Model Name: Smart Study Size #
Version: 1.0
Overview #
Smart Study Size is a heuristic-based algorithm designed to extract participant numbers from study abstracts. It extracts participant (experimental unit) counts using a three-phase approach:
- Checks for numbers in the text. If there aren’t any then; there are no sample size values.
- Applies regular expression (regex) matching for common phrases indicating participant numbers.
- Selects the largest number amongst population entities, with filters to exclude non-integers or irrelevant large values.
The output is a single numeric value representing the estimated participant count.
Intended Use #
- Primary Purpose: Automatically extract participant numbers from research abstracts for meta-analyses or systematic reviews.
- Intended Users: Researchers, healthcare analysts, and systematic review teams.
Training Data #
- Dataset: This algorithm was not trained in the traditional sense. Instead, it was developed heuristically by analyzing approximately 300 research papers.
- Validation Dataset: the PICO Corpus dataset, comprising 1,011 abstracts.
- Data Limitations:
- Heuristics were developed exclusively on English-language abstracts.
Evaluation #
- Performance Metrics:
- Accuracy: 91% on the PICO Corpus dataset.
- Error Rate: 23%, with errors arising entirely from the third method (largest number), which triggers in 40% of cases.
Ethical Considerations #
- Bias: The algorithm does not utilize training data and does not store or process data in a manner that introduces bias. However, as the heuristics were manually created, this does represent a potential source of bias.
Limitations #
- Works exclusively with English-language abstracts.

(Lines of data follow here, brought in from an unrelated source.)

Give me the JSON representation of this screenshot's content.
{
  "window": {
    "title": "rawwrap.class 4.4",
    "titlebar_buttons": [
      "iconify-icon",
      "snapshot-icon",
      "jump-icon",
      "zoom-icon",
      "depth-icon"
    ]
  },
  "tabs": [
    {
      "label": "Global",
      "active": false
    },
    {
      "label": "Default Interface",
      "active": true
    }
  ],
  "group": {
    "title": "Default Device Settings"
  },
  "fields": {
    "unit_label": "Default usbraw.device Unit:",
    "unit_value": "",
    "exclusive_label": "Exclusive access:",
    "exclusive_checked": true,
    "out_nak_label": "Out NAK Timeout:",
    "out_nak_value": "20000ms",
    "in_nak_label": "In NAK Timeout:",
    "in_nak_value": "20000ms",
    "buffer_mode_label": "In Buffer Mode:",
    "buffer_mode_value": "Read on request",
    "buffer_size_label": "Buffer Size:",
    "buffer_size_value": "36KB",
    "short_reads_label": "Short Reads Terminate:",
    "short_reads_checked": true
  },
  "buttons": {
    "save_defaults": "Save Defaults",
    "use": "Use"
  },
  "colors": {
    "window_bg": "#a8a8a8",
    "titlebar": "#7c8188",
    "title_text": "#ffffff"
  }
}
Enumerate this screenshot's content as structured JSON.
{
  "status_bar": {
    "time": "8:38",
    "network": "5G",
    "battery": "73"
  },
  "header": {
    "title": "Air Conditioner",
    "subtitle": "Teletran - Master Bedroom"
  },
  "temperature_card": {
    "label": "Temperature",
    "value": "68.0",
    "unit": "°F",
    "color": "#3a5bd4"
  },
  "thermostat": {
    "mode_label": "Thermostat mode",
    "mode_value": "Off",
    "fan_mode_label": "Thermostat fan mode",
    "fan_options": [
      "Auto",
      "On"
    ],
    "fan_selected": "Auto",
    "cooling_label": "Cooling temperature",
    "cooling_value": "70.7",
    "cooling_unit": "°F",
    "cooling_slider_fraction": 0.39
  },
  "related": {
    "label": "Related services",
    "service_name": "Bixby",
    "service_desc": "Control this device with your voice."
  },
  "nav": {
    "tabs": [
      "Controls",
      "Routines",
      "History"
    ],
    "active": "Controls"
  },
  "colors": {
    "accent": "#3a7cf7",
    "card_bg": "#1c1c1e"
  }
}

- Regex patterns are fixed, potentially missing less common phrasing.
- The fallback method of selecting the largest number may misidentify participant counts in some cases.
- Due to lack of contextual understanding; conversion of numbers in text form (e.g., “four thousand and twenty five”) to digits remains imperfect.
Planned Improvements #
- Allow for contextual understanding in the text to digit conversion.
- Extend capabilities to non-English abstracts to increase global applicability.
Contact Information #
For questions, feedback, or support, please contact support@nested-knowledge.com.
#
PALISADE Compliance #
Purpose
The purpose of Smart Study Size is clearly defined: extract participant numbers from research abstracts. Its implementation is ethically sound, aiming to assist in research synthesis without introducing undue risk or bias.
Appropriateness
The tool is appropriate for the task of extracting study sample sizes from research abstracts because it is designed to recognize common patterns in the reporting of sample sizes, which are typically expressed in a consistent manner (e.g., “n = 100” or “sample size of 150”). The heuristics employed are based on the most frequent ways sample size information is presented in academic literature, making the tool well-suited for extracting data from abstracts in the target domain.
Limitations
- The algorithm relies on predefined regex patterns and may not generalize to abstracts with uncommon phrasing.
- The fallback method (largest number) can occasionally lead to errors.
- Limitations of the data: Restricted to English-language abstracts; performance may vary for ambiguous or poorly structured abstracts.
Implementation
The model is made easily available in cloud software and may run on standard hardware or GPUs for faster computation.
Sensitivity and Specificity
Performance has been evaluated with 91% accuracy using the PICO Corpus dataset. As this is ultimately a regression problem, specificity and sensitivity are not reasonable metrics in this case.
Algorithm Characteristics
- Design: Heuristic-based, with three-phase processing.
- Transparency: Regex patterns and fallback rules are explicitly documented for reproducibility.
Data Characteristics
- Development: Regex patterns were based on manual analysis of approximately 300 abstracts; specifically RCT’s on a range of interventions.
- Evaluation Dataset: PICO Corpus dataset (1,011 abstracts).
Explainability
The algorithm’s operation is simple and transparent. Outputs (a single numeric value, and its location in the abstract) are straightforward and understandable by end-users.
Additional Notes on Compliance #
This algorithm is not trained on the input data. It does not learn, store, or transmit input data, ensuring privacy and avoiding potential biases or ethical concerns related to training data.